The government said the guidelines will help people make wise investments and invest safely.
“Investors must always be wary about their investments, and they must make sure that the investments are safe, transparent, and sound,” the new guidelines state.
A safe investment is one that can be made safely and is backed by solid, solid facts.
Investors are asked to weigh the risks of the investment.

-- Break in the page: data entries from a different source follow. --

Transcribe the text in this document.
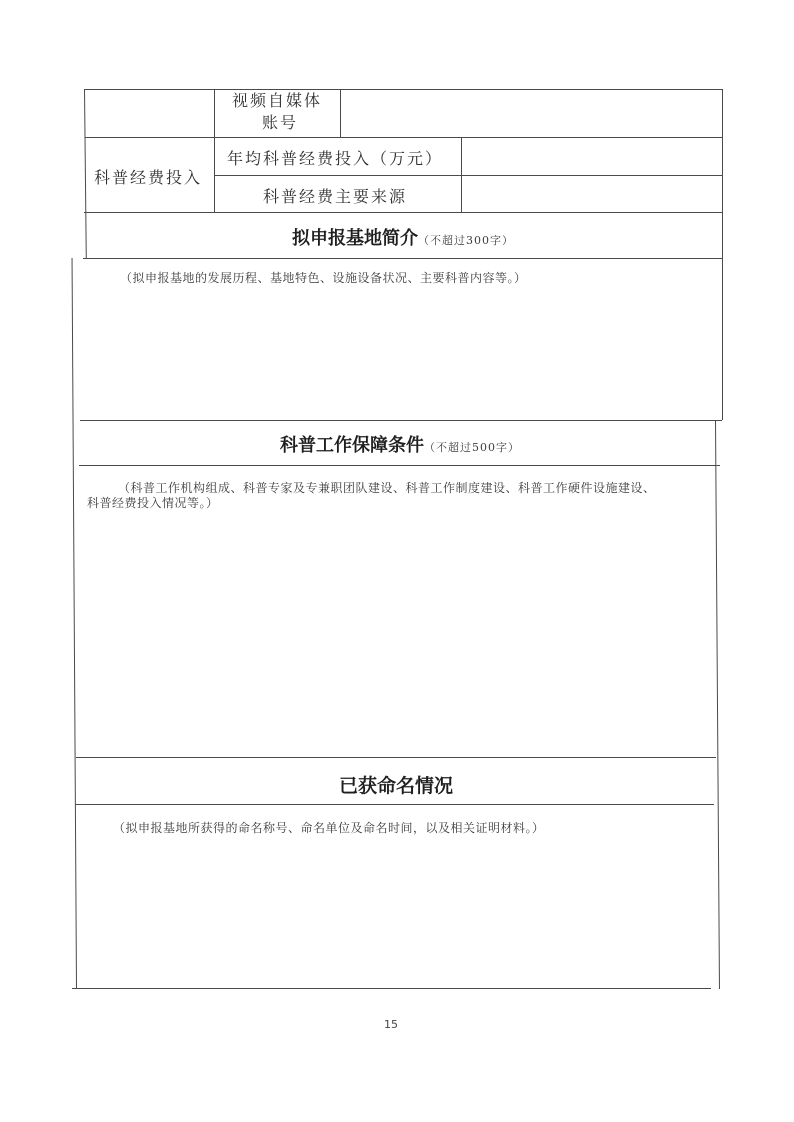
视频自媒体
账号
科普经费投入
年均科普经费投入（万元）
科普经费主要来源
拟申报基地简介（不超过300字）
（拟申报基地的发展历程、基地特色、设施设备状况、主要科普内容等。）
科普工作保障条件（不超过500字）
（科普工作机构组成、科普专家及专兼职团队建设、科普工作制度建设、科普工作硬件设施建设、
科普经费投入情况等。）
已获命名情况
（拟申报基地所获得的命名称号、命名单位及命名时间，以及相关证明材料。）
15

“The risk of losing money is not something that can simply be hidden behind the word ‘risk’,” the guidelines state, adding that the value of a safe investment can be measured by its return on assets.
For example, if you invest in a stock that is up 50 per cent a year, your investment could earn a profit of Rs 10 lakh.
If the stock price rises by 50 per 50, your return on investment will be higher.
This is not the first time the government has given advice on how to make a good safe investment.
In November 2016, the government also issued guidelines on safe investing, which said investors should understand the fundamentals of the stock and its price before investing.
It also said investors must understand the risks and take appropriate measures to mitigate them.
In addition, the guidelines say that a good way to be sure that a stock is safe is to conduct a risk analysis.
The government said that a risk assessment is a way of identifying risks in the market, as well as evaluating the quality of the information.
“Investing should be conducted in a way that ensures that you are making a good, sound, and prudent decision,” the government said.